Владимир Тендряков - Шестьдесят свечей
Кропотов не расправлял плеч, не вздергивал подбородка, на этот раз не играл в судью, а рассказывал. Его одутловатое лицо покрылось легкой красочкой, глаза беспомощно блуждали по столу, а руки беспокойно сжимались и разжимались — черствые руки рабочего. На минуту он поднял покрасневшее лицо, размягченные, почти жалобные глаза, подождал вопрошающе — не возражу ли?.. Я не возражал, мне нечего было сказать. И тогда он снова опустил голову и заговорил. Он, наверное, как и я, давно искал человека, который бы его со вниманием выслушал. Со вниманием, заинтересованно… Он не ошибся, я его слушал затаив дыхание.
— Помните у Чехова в «Трех сестрах»… Помните, там твердили: «В Москву! В Москву!..» У нас в семье появился такой же припев: «Уехать! В Череповец к Соне!..» Сестра отца Соня нас не знала и в нас не нуждалась, но нам казалось, что во всем виновато Карасино, стоит только вырваться из этого гноища, как все станет по-прежнему, мы будем любить друг друга, жертвовать друг для друга собою. Мы уехали, правда, не к тете Соне в Череповец… Э-э, зачем вам подробности?.. Я тогда уже крупно не ладил с матерью, по примеру отца тоже начал пить, впутался в уголовную историю, попал под суд. Какая цепь! Какое гнусное ожерелье! Одно тянуло за собой другое… А началось со слов, которые я произнес на собрании…

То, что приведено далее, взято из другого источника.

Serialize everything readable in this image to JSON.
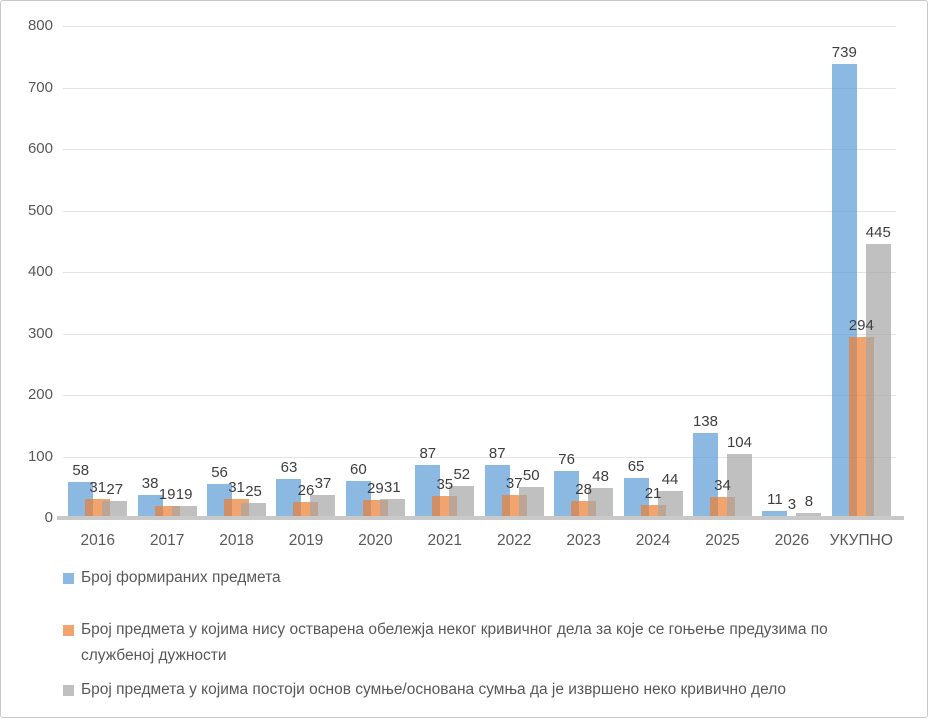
{
  "chart_data": {
    "type": "bar",
    "title": "",
    "xlabel": "",
    "ylabel": "",
    "categories": [
      "2016",
      "2017",
      "2018",
      "2019",
      "2020",
      "2021",
      "2022",
      "2023",
      "2024",
      "2025",
      "2026",
      "УКУПНО"
    ],
    "series": [
      {
        "name": "Број формираних предмета",
        "color": "#5B9BD5",
        "values": [
          58,
          38,
          56,
          63,
          60,
          87,
          87,
          76,
          65,
          138,
          11,
          739
        ]
      },
      {
        "name": "Број предмета у којима нису остварена обележја неког кривичног дела за које се гоњење предузима по службеној дужности",
        "color": "#ED7D31",
        "values": [
          31,
          19,
          31,
          26,
          29,
          35,
          37,
          28,
          21,
          34,
          3,
          294
        ]
      },
      {
        "name": "Број предмета у којима постоји основ сумње/основана сумња да је извршено неко кривично дело",
        "color": "#A5A5A5",
        "values": [
          27,
          19,
          25,
          37,
          31,
          52,
          50,
          48,
          44,
          104,
          8,
          445
        ]
      }
    ],
    "ylim": [
      0,
      800
    ],
    "ytick_step": 100,
    "grid": true,
    "legend_position": "bottom"
  },
  "colors": {
    "bar_blue": "#5B9BD5",
    "bar_orange": "#ED7D31",
    "bar_gray": "#A5A5A5",
    "axis_text": "#595959",
    "data_label_text": "#3f3f3f",
    "gridline": "#e4e4e4",
    "axis_line": "#c9c9c9",
    "frame_border": "#c9c9c9"
  }
}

Кропотов пригнулся к столу, сжал лысину руками, замолчал.
А за соседним столиком расшумелась молодежь, перестреливалась тугими научно-техническими терминами и громкими именами: «Инвариантность!.. Неэвклидов континуум!.. Де Бройль! Дирак!..»

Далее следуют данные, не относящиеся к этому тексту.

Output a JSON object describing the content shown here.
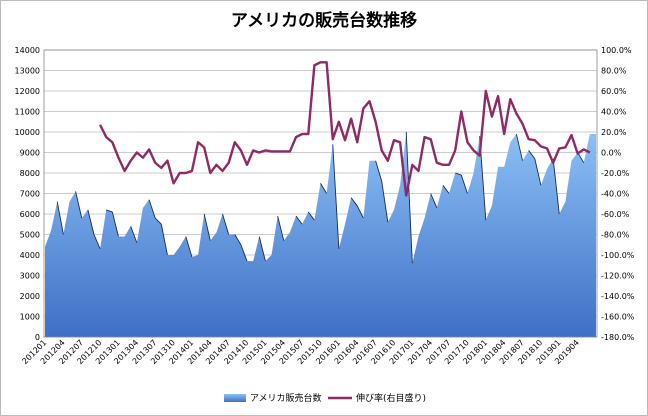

Звенело у меня в ушах от молодых голосов и рябило в глазах от волос девицы, рассыпанных по канареечным плечам.
Да, так оно и было, я виновен, но, право же, невольно. Сегодня весь день я занимался раскопками, пласт за пластом вскрывал свою совесть, подымал наружу окаменевших уродцев. Знал бы Кропотов, что среди этих уродцев открылись мне куда более неприглядные, чем тот, которым он сейчас тычет мне в нос.
Как, однако, люди зависят друг от друга. Двадцать лет назад я имел несчастье неудачно посоветовать. Я хотел спасти человека этим советом! И вот он передо мной: «Я алкоголик… Представитель человеческих отбросов… Вас убить!» Живой укор, грозное обвинение! Я спросил его:
— Вы все-таки не отрицаете, что я хотел тогда вам помочь?
Он пошевелился, отнял руки от лысины, ответил устало и вызывающе:
— Не отрицаю. И что из этого?
— Из этого следует новый вопрос: можно ли судить человека за то, что он хотел помочь другому? По-мочь!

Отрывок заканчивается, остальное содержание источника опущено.